Ramone introduced optical surround sound for movies. His book, Making Records: The Scenes Behind the Music, written with Chuck Granata, was released on October 9, 2007. Also in October 2007, Ramone produced a limited engagement performance of Richard Vetere's Be My Love: The Mario Lanza Story. The play was directed by Charles Messina and co-produced by Sonny Grosso. It premiered at The Tilles Center in Greenvale, New York.

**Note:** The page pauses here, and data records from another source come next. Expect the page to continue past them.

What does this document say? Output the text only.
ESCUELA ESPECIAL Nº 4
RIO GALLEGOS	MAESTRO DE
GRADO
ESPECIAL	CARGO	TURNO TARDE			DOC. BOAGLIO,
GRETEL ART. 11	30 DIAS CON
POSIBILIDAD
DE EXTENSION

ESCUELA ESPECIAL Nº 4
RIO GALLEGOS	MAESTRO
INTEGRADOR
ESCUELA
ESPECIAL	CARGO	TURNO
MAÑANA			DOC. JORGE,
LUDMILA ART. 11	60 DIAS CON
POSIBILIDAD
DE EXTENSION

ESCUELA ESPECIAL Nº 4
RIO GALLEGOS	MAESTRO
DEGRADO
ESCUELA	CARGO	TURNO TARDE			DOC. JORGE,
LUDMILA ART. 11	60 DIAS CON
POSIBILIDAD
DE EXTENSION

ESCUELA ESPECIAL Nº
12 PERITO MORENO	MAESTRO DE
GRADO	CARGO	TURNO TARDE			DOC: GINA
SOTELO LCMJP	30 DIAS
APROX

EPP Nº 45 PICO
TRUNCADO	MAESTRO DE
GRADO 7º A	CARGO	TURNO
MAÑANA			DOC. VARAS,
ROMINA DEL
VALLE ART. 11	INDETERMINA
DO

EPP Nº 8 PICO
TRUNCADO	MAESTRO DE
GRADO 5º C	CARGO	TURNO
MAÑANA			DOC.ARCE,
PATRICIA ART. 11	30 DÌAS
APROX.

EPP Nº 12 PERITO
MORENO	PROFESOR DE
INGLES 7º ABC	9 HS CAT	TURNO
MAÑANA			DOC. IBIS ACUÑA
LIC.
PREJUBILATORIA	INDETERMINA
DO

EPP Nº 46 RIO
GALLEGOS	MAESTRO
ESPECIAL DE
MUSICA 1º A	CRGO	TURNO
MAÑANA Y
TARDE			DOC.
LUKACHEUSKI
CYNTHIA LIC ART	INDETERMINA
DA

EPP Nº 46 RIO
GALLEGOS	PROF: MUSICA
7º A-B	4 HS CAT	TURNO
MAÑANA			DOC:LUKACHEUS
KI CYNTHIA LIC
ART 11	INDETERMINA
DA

===Other professional activities===
In addition to producing music, Ramone had numerous concert, film, Broadway, and television productions to his credit that include A Star Is Born, Walkabout, August Rush, Beyond the Sea, Flashdance, Ghostbusters, Little Shop of Horrors, Midnight Cowboy, On Her Majesty's Secret Service, Passion, Seussical, Simon and Garfunkel: The Concert In Central Park, Songwriters Hall of Fame Awards, The Score, VH1/BBC Party at the Palace: Queen’s Jubilee Concert and The Good Thief. A champion of music educational programs, Ramone served on the boards of the National Mentoring Partnership and Berklee College of Music.

===Later work===
On July 8, 2008, Columbia Records released The Stranger 30th Anniversary, which features interviews with Ramone. This box set includes a remastered version of the 1977 Billy Joel album The Stranger by Ramone. The following summer, Ramone produced Gershwin Across America, a tribute album to the music of George and Ira Gershwin. The album features Jewel, Jason Mraz, Darius Rucker, and Paul Simon. In 2011, Ramone worked with George Michael, during his 2011 Symphonica Tour. Also in 2011, Ramone produced the songs "You Were Meant for Me" and "I'm Coming Back" on Lalah Hathaway's album Where It All Begins. One of Ramone's final projects was as the producer of the rock band Chicago's 2011 holiday album, Chicago XXXIII: O Christmas Three.

==Personal life==
Ramone was married to Karen Ichiuji-Ramone, with whom he had one son. Ramone had two sons from a prior marriage.

===Death===
Ramone was hospitalized in late February 2013 with an aortic aneurysm, and died on March 30, 2013, from complications involving the surgery related to it, at New York Presbyterian Hospital in Manhattan. He was aged 79.

==Awards==
- Grammy Award
Ramone was nominated for 34 Grammy Awards, winning 14 including a Technical Grammy Award in 2005 for a lifetime of innovative contributions to the recording industry.
- 1965 – Best Engineered Recording (non classical), for Getz/Gilberto
- 1970 – Best Musical Show Album for producing Promises, Promises
- 1976 – Album of the Year for producing Still Crazy After All These Years
- 1979 – Record of the Year for producing "Just the Way You Are"
- 1980 – Album of the Year for producing 52nd Street
- 1981 – Producer of the Year (non classical)
- 1984 – Best Album Of Original Score Written For A Motion Picture Or A Television Special, for Flashdance
- 1995 – Best Musical Show Album for producing Passion
- 2003 – Best Traditional Pop Vocal Album, for producing "Playin' With My Friends: Bennett Sings The Blues"
- 2005 – Album of the Year and Best Surround Sound Album for producing Genius Loves Company
- 2006 – Best Traditional Pop Vocal Album for producing The Art of Romance
- 2007 – Best Traditional Pop Vocal Album for producing Duets: An American Classic
- 2012 – Best Traditional Pop Vocal Album for producing Duets II

- Other awards
- Ramone also won an Emmy Award in 1973 as the sound mixer for "Duke Ellington...We Love You Madly", a tribute to Duke Ellington broadcast on CBS.
- 1997 – American Eagle Award, National Music Council
- Ramone was awarded a Fellowship by the Audio Engineering Society in 2007.

- Honorary degrees and collegiate appointments
Ramone was awarded honorary degrees by:
- Five Towns College
- Berklee College of Music
- Skidmore College

Ramone was a member of Berklee's board of trustees.